恋する手のひら
「このあとも係の仕事で集合がかかってるんだ。
二人で行って来いよ」

誘導係も楽じゃないよ、と笑うタケルになんとなく違和感を覚える。
もしかして気を遣わせてるのか?

だけど実果は俺とは反対で、全く怪しむ様子もなく残念そうな顔を浮かべてる。

「一緒にお店回れないんだ…」


実果とタケルは、割とすぐに元通りになった。

あまりにすぐタケルが態度を戻したもんだから、本当に振っ切れたのか怪しいもんだけど、彼は必要以上に実果に話し掛けなくなった。

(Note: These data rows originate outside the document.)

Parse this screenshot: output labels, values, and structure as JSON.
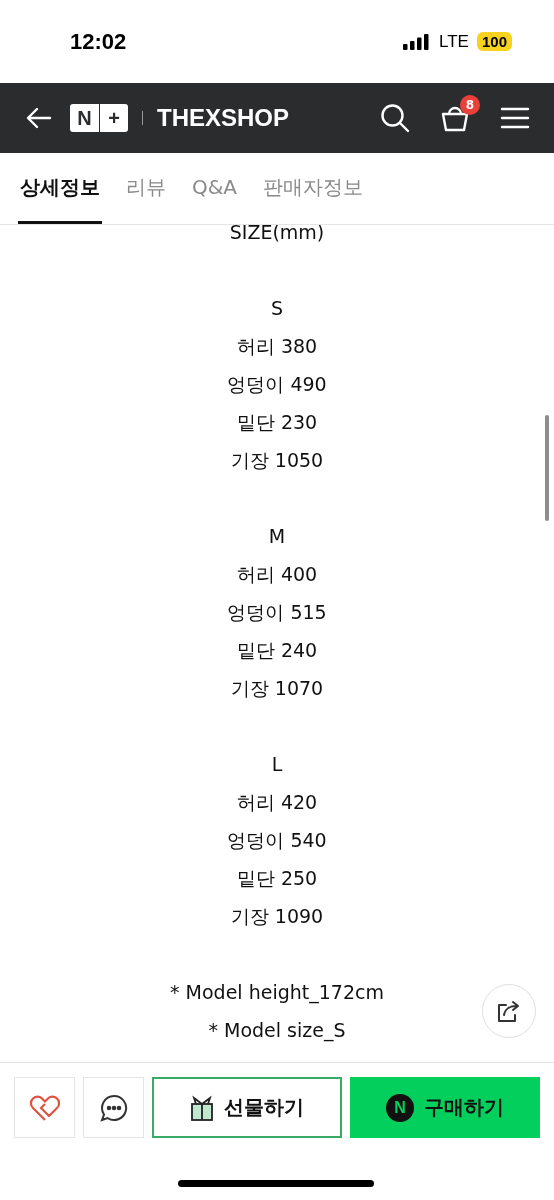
{
  "status_bar": {
    "time": "12:02",
    "network": "LTE",
    "battery": "100"
  },
  "header": {
    "logo": [
      "N",
      "+"
    ],
    "brand": "THEXSHOP",
    "cart_count": "8"
  },
  "tabs": [
    {
      "label": "상세정보",
      "selected": true
    },
    {
      "label": "리뷰",
      "selected": false
    },
    {
      "label": "Q&A",
      "selected": false
    },
    {
      "label": "판매자정보",
      "selected": false
    }
  ],
  "content": {
    "title": "SIZE(mm)",
    "sizes": [
      {
        "label": "S",
        "measurements": [
          "허리 380",
          "엉덩이 490",
          "밑단 230",
          "기장 1050"
        ]
      },
      {
        "label": "M",
        "measurements": [
          "허리 400",
          "엉덩이 515",
          "밑단 240",
          "기장 1070"
        ]
      },
      {
        "label": "L",
        "measurements": [
          "허리 420",
          "엉덩이 540",
          "밑단 250",
          "기장 1090"
        ]
      }
    ],
    "notes": [
      "* Model height_172cm",
      "* Model size_S"
    ]
  },
  "bottom_bar": {
    "gift": "선물하기",
    "buy_mark": "N",
    "buy": "구매하기"
  }
}
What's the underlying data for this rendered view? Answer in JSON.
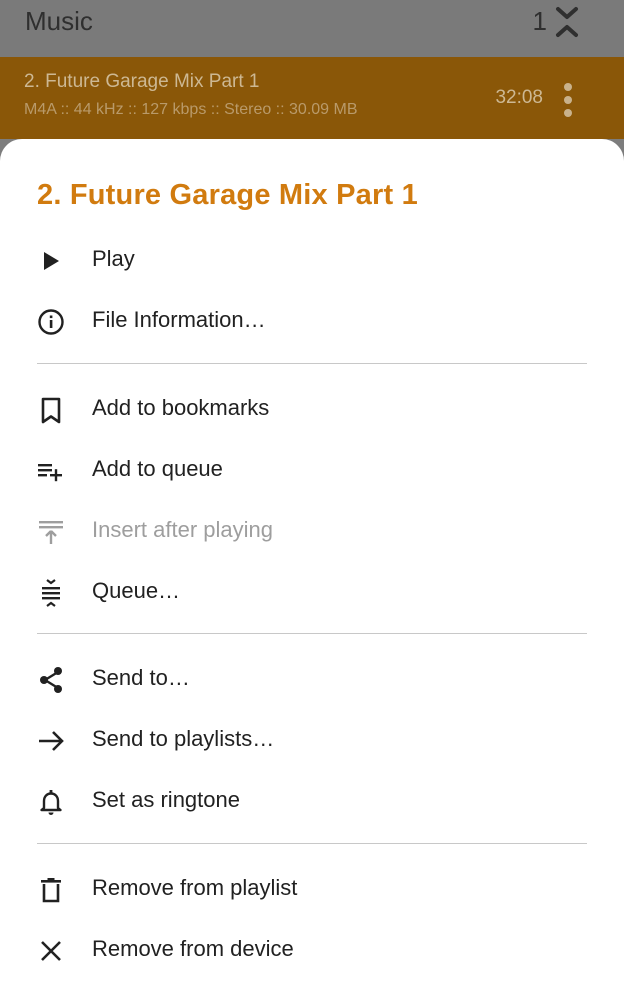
{
  "app_bar": {
    "title": "Music",
    "count": "1"
  },
  "track": {
    "title": "2. Future Garage Mix Part 1",
    "meta": "M4A :: 44 kHz :: 127 kbps :: Stereo :: 30.09 MB",
    "duration": "32:08"
  },
  "sheet": {
    "title": "2. Future Garage Mix Part 1",
    "items": [
      {
        "label": "Play",
        "icon": "play-icon",
        "enabled": true
      },
      {
        "label": "File Information…",
        "icon": "info-icon",
        "enabled": true
      },
      {
        "label": "Add to bookmarks",
        "icon": "bookmark-icon",
        "enabled": true
      },
      {
        "label": "Add to queue",
        "icon": "playlist-add-icon",
        "enabled": true
      },
      {
        "label": "Insert after playing",
        "icon": "insert-after-icon",
        "enabled": false
      },
      {
        "label": "Queue…",
        "icon": "queue-icon",
        "enabled": true
      },
      {
        "label": "Send to…",
        "icon": "share-icon",
        "enabled": true
      },
      {
        "label": "Send to playlists…",
        "icon": "arrow-right-icon",
        "enabled": true
      },
      {
        "label": "Set as ringtone",
        "icon": "bell-icon",
        "enabled": true
      },
      {
        "label": "Remove from playlist",
        "icon": "trash-icon",
        "enabled": true
      },
      {
        "label": "Remove from device",
        "icon": "close-icon",
        "enabled": true
      }
    ]
  },
  "colors": {
    "accent": "#d17b0f",
    "track_row": "#8a5708",
    "text": "#212121",
    "disabled_text": "#9e9e9e"
  }
}
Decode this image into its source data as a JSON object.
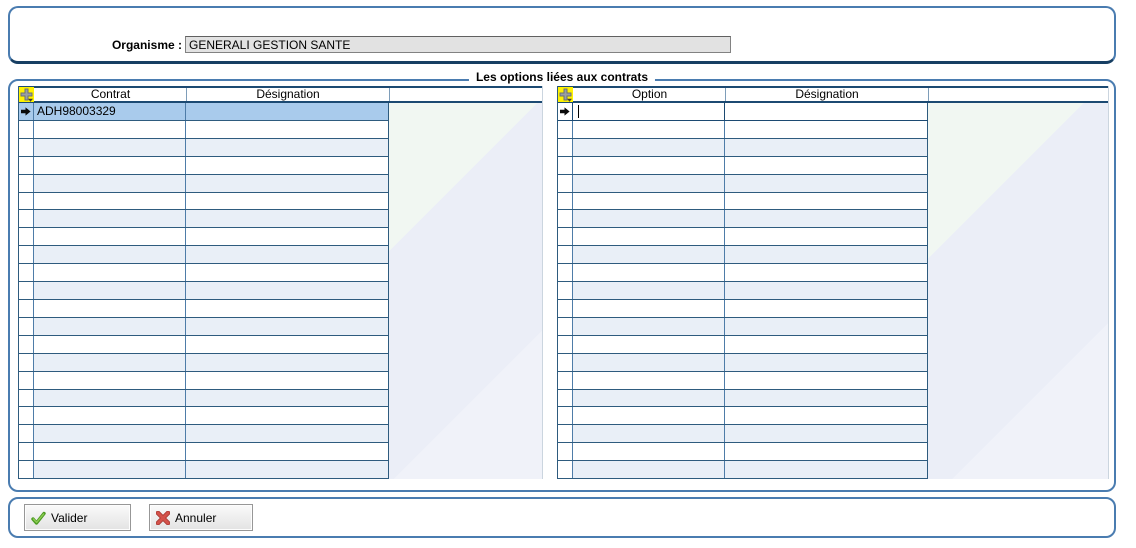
{
  "top_panel": {
    "organisme_label": "Organisme :",
    "organisme_value": "GENERALI GESTION SANTE"
  },
  "group_box": {
    "title": "Les options liées aux contrats"
  },
  "contracts_grid": {
    "columns": [
      "Contrat",
      "Désignation"
    ],
    "rows": [
      [
        "ADH98003329",
        ""
      ]
    ],
    "visible_row_count": 21,
    "selected_row_index": 0,
    "editing_row_index": -1
  },
  "options_grid": {
    "columns": [
      "Option",
      "Désignation"
    ],
    "rows": [
      [
        "",
        ""
      ]
    ],
    "visible_row_count": 21,
    "selected_row_index": -1,
    "editing_row_index": 0
  },
  "footer": {
    "valider_label": "Valider",
    "annuler_label": "Annuler"
  },
  "colors": {
    "selected_row": "#A9CBEC",
    "alt_row": "#E9EFF7",
    "row_bg": "#FFFFFF",
    "grid_line": "#2E5B7E",
    "header_line": "#1C4A72",
    "panel_border": "#4A7CB0",
    "add_icon_bg": "#FFF200",
    "valider_icon_green": "#56A228",
    "annuler_icon_red": "#D4524A"
  }
}
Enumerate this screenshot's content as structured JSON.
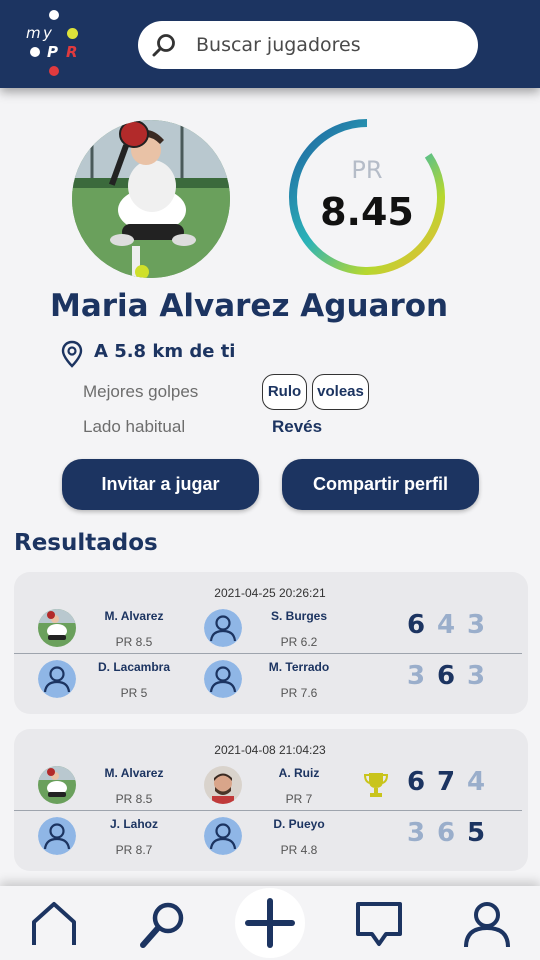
{
  "brand": {
    "logo_letters": [
      "m",
      "y",
      "P",
      "R"
    ]
  },
  "search": {
    "placeholder": "Buscar jugadores",
    "value": ""
  },
  "profile": {
    "name": "Maria Alvarez Aguaron",
    "rating_label": "PR",
    "rating": "8.45",
    "rating_fill": 0.845,
    "distance": "A 5.8 km de ti",
    "best_shots_label": "Mejores golpes",
    "best_shots": [
      "Rulo",
      "voleas"
    ],
    "side_label": "Lado habitual",
    "side_value": "Revés"
  },
  "actions": {
    "invite": "Invitar a jugar",
    "share": "Compartir perfil"
  },
  "results": {
    "title": "Resultados",
    "matches": [
      {
        "date": "2021-04-25 20:26:21",
        "teams": [
          {
            "players": [
              {
                "name": "M. Alvarez",
                "rating": "PR 8.5",
                "photo": true
              },
              {
                "name": "S. Burges",
                "rating": "PR 6.2",
                "photo": false
              }
            ],
            "scores": [
              "6",
              "4",
              "3"
            ],
            "set_won": [
              true,
              false,
              false
            ],
            "trophy": false
          },
          {
            "players": [
              {
                "name": "D. Lacambra",
                "rating": "PR 5",
                "photo": false
              },
              {
                "name": "M. Terrado",
                "rating": "PR 7.6",
                "photo": false
              }
            ],
            "scores": [
              "3",
              "6",
              "3"
            ],
            "set_won": [
              false,
              true,
              false
            ],
            "trophy": false
          }
        ]
      },
      {
        "date": "2021-04-08 21:04:23",
        "teams": [
          {
            "players": [
              {
                "name": "M. Alvarez",
                "rating": "PR 8.5",
                "photo": true
              },
              {
                "name": "A. Ruiz",
                "rating": "PR 7",
                "photo": true
              }
            ],
            "scores": [
              "6",
              "7",
              "4"
            ],
            "set_won": [
              true,
              true,
              false
            ],
            "trophy": true
          },
          {
            "players": [
              {
                "name": "J. Lahoz",
                "rating": "PR 8.7",
                "photo": false
              },
              {
                "name": "D. Pueyo",
                "rating": "PR 4.8",
                "photo": false
              }
            ],
            "scores": [
              "3",
              "6",
              "5"
            ],
            "set_won": [
              false,
              false,
              true
            ],
            "trophy": false
          }
        ]
      }
    ]
  },
  "nav": {
    "items": [
      "home-icon",
      "search-icon",
      "add-icon",
      "chat-icon",
      "profile-icon"
    ]
  },
  "colors": {
    "primary": "#1c3461",
    "score_win": "#1c3461",
    "score_lose": "#9aaecb",
    "logo_red": "#e03a3e",
    "logo_yellow": "#dde23a",
    "trophy": "#c9c41c"
  }
}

あとは実果がタケル離れをしてくれれば、何も心配はないんだけど…。

「休憩は何時?
お昼は一緒に食べられる?」

実果が聞くとタケルは少し困った顔になり、時間ができたらメールするよと言って去って行った。

タケルに置いてきぼりにされて目に見えてがっかりする実果に、少しムッとする。

そりゃ俺よりずっとタケルの方が側にいた時間は長いけど、俺を選んだからには、他の男にそんな顔をしないで欲しい。

なんて。
まさかそんなこと恥ずかしくて本人には言えやしないけど。